After Carmel, Highway 1 leaves behind the comforts of affluent, urban California. Here the mountains of the Santa Lucia Range push out to the coast and the road becomes narrower and winding. This is the stretch of coast known as Big Sur, a name derived from the Spanish el pa is grande del sur, or "big country of the south".

And it is big. In places the road clings precariously to almost-sheer slopes several hundred metres above the sea. No highway existed here till 1937; the terrain was too forbidding. Construction took 18 years, much of the work done by convict labour from San Quentin and Folsom prisons.

Big Sur's remote grandeur once made it a much-favoured retreat for artists and writers, among them Henry Miller and Jack Kerouac. Even today, much of the Big Sur coast has no electricity supply. The tiny town of Gorda - a popular whale-watching spot - runs its own generator, subsidised by everyone who stops there to buy petrol.

The hills of Big Sur eventually give way, near San Simeon, to a gentler but still scenic coastline of broad, sandy bays and rocky inlets. At Point Piedras Blancas, tourists brave the often bitterly cold wind to photograph massive elephant seals that haul themselves up onto the beach to sunbathe.

San Simeon is a modest little town that would hardly warrant a mention but for one thing: the wondrously over-the-top castle built on a commanding hilltop for newspaper magnate William Randolph Hearst, the man whose ambition and ruthlessness inspired Orson Welles' great 1940 film Citizen Kane.

Built over several decades in ornate Spanish Revival style and crammed full of priceless antiquities and works of art collected from all over the world, Hearst Castle is a monument to excess and eclecticism. The castle is so big - 56 bedrooms, 61 bathrooms, 19 sitting rooms - that no single tour can take it all in; instead, there's a choice of six.

From here to LA, about 370km away, Highway 1 is busier and less scenic but still pleasant, passing through a succession of beachside towns and the attractive university town of San Luis Obispo, centre of a thriving wine region.

The last point of interest before reaching LA is Malibu, where celebrity spotters can scan the beachfront sidewalks for a glimpse of the Hollywood stars and rock gods who live there.

For those with a taste for the road less travelled, an appealing alternative to the San Francisco-LA route is the section of Highway 1 north of San Francisco. It's quieter and less typically Californian but the scenery is every bit as spectacular, with a wild, brooding quality all its own.

The road parts company with Highway 101, one of California's major north-south arteries, soon after crossing the Golden Gate. From here the One sets a gentle pace, winding through the redwood forests of Marin County before emerging on a wild, dramatic coast where every bend reveals a view more arresting than the last.

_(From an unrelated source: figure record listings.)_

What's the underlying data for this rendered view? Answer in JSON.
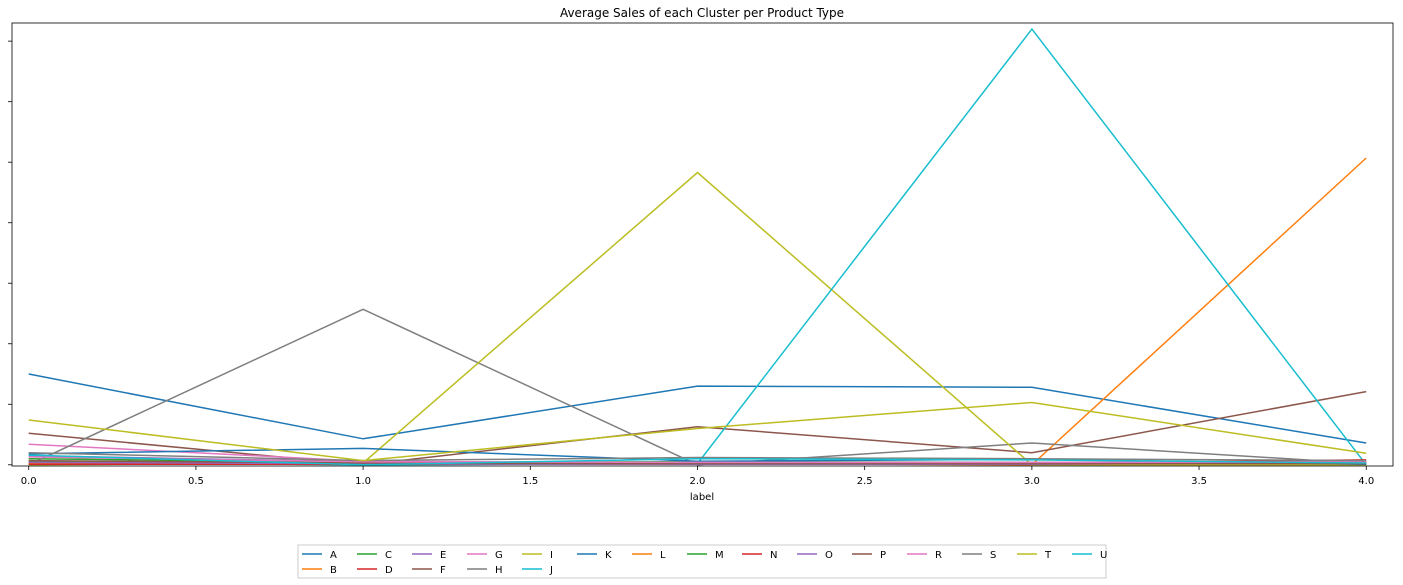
{
  "chart_data": {
    "type": "line",
    "title": "Average Sales of each Cluster per Product Type",
    "xlabel": "label",
    "ylabel": "",
    "xlim": [
      -0.05,
      4.08
    ],
    "ylim": [
      -0.02,
      7.3
    ],
    "x": [
      0,
      1,
      2,
      3,
      4
    ],
    "xticks": [
      "0.0",
      "0.5",
      "1.0",
      "1.5",
      "2.0",
      "2.5",
      "3.0",
      "3.5",
      "4.0"
    ],
    "xtick_values": [
      0,
      0.5,
      1,
      1.5,
      2,
      2.5,
      3,
      3.5,
      4
    ],
    "yticks_count": 8,
    "grid": false,
    "legend_position": "bottom-center",
    "series": [
      {
        "name": "A",
        "color": "#1f77b4",
        "values": [
          1.5,
          0.43,
          1.3,
          1.28,
          0.36
        ]
      },
      {
        "name": "B",
        "color": "#ff7f0e",
        "values": [
          0.05,
          0.02,
          0.02,
          0.0,
          5.07
        ]
      },
      {
        "name": "C",
        "color": "#2ca02c",
        "values": [
          0.1,
          0.04,
          0.05,
          0.04,
          0.04
        ]
      },
      {
        "name": "D",
        "color": "#d62728",
        "values": [
          0.02,
          0.01,
          0.01,
          0.01,
          0.02
        ]
      },
      {
        "name": "E",
        "color": "#9467bd",
        "values": [
          0.15,
          0.05,
          0.03,
          0.03,
          0.06
        ]
      },
      {
        "name": "F",
        "color": "#8c564b",
        "values": [
          0.52,
          0.0,
          0.63,
          0.2,
          1.21
        ]
      },
      {
        "name": "G",
        "color": "#e377c2",
        "values": [
          0.34,
          0.06,
          0.03,
          0.03,
          0.05
        ]
      },
      {
        "name": "H",
        "color": "#7f7f7f",
        "values": [
          0.0,
          2.57,
          0.0,
          0.36,
          0.02
        ]
      },
      {
        "name": "I",
        "color": "#bcbd22",
        "values": [
          0.0,
          0.03,
          4.83,
          0.0,
          0.0
        ]
      },
      {
        "name": "J",
        "color": "#17becf",
        "values": [
          0.04,
          0.0,
          0.02,
          7.2,
          0.0
        ]
      },
      {
        "name": "K",
        "color": "#1f77b4",
        "values": [
          0.18,
          0.27,
          0.06,
          0.09,
          0.01
        ]
      },
      {
        "name": "L",
        "color": "#ff7f0e",
        "values": [
          0.03,
          0.03,
          0.01,
          0.01,
          0.03
        ]
      },
      {
        "name": "M",
        "color": "#2ca02c",
        "values": [
          0.06,
          0.02,
          0.02,
          0.02,
          0.03
        ]
      },
      {
        "name": "N",
        "color": "#d62728",
        "values": [
          0.01,
          0.01,
          0.02,
          0.02,
          0.08
        ]
      },
      {
        "name": "O",
        "color": "#9467bd",
        "values": [
          0.04,
          0.02,
          0.01,
          0.01,
          0.04
        ]
      },
      {
        "name": "P",
        "color": "#8c564b",
        "values": [
          0.07,
          0.03,
          0.02,
          0.02,
          0.02
        ]
      },
      {
        "name": "R",
        "color": "#e377c2",
        "values": [
          0.13,
          0.05,
          0.04,
          0.04,
          0.05
        ]
      },
      {
        "name": "S",
        "color": "#7f7f7f",
        "values": [
          0.2,
          0.07,
          0.12,
          0.1,
          0.07
        ]
      },
      {
        "name": "T",
        "color": "#bcbd22",
        "values": [
          0.74,
          0.07,
          0.6,
          1.03,
          0.19
        ]
      },
      {
        "name": "U",
        "color": "#17becf",
        "values": [
          0.16,
          0.0,
          0.1,
          0.08,
          0.03
        ]
      }
    ]
  }
}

The road is often narrow and winding, hugging the edge of dramatic cliffs and skirting deep, rocky coves where massive beds of kelp swirl in the surf. Occasionally, the highway ducks inland, passing through rolling farmland and picturesque meadows.

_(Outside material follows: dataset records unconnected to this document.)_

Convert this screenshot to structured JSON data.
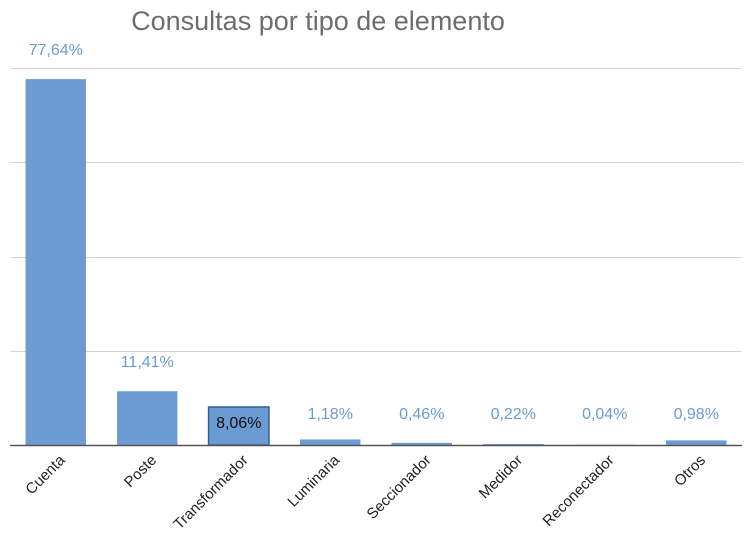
{
  "chart_data": {
    "type": "bar",
    "title": "Consultas por tipo de elemento",
    "xlabel": "",
    "ylabel": "",
    "categories": [
      "Cuenta",
      "Poste",
      "Transformador",
      "Luminaria",
      "Seccionador",
      "Medidor",
      "Reconectador",
      "Otros"
    ],
    "values": [
      77.64,
      11.41,
      8.06,
      1.18,
      0.46,
      0.22,
      0.04,
      0.98
    ],
    "value_labels": [
      "77,64%",
      "11,41%",
      "8,06%",
      "1,18%",
      "0,46%",
      "0,22%",
      "0,04%",
      "0,98%"
    ],
    "unit": "%",
    "ylim": [
      0,
      80
    ],
    "y_gridlines": [
      0,
      20,
      40,
      60,
      80
    ],
    "grid": true,
    "y_tick_labels_shown": false,
    "x_tick_rotation_deg": -45,
    "legend": "none",
    "colors": {
      "bar": "#6b9bd2",
      "bar_outline_highlight": "#2f5e95",
      "data_label": "#6b9bd2",
      "data_label_inside": "#111111",
      "title": "#6d6d6d",
      "grid": "#d4d4d4",
      "axis": "#555555"
    },
    "label_inside_bar_index": 2
  }
}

The few little towns along the way - Olema, Valley Ford, Gualala, Bodega Bay (the setting for Alfred Hitchcock's 1963 thriller The Birds) - are charming and untainted by tourism.

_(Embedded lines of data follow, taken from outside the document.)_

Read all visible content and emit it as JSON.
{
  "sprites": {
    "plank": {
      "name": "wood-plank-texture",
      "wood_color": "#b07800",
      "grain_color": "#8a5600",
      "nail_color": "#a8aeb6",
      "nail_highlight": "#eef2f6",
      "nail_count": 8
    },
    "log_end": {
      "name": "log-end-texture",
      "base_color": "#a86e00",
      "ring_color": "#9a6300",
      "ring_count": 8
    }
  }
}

At tiny Point Arena, you can admire what must surely be one of the most exquisitely restored art-deco cinemas in the world.

Quite apart from all its other virtues, Highway 1 is an agreeable way for New Zealanders to ease themselves into driving in America. Driving the One is pretty much like driving at home; the biggest risk is that you'll be so hypnotised by the scenery you'll forget which side of the road you're supposed to be on.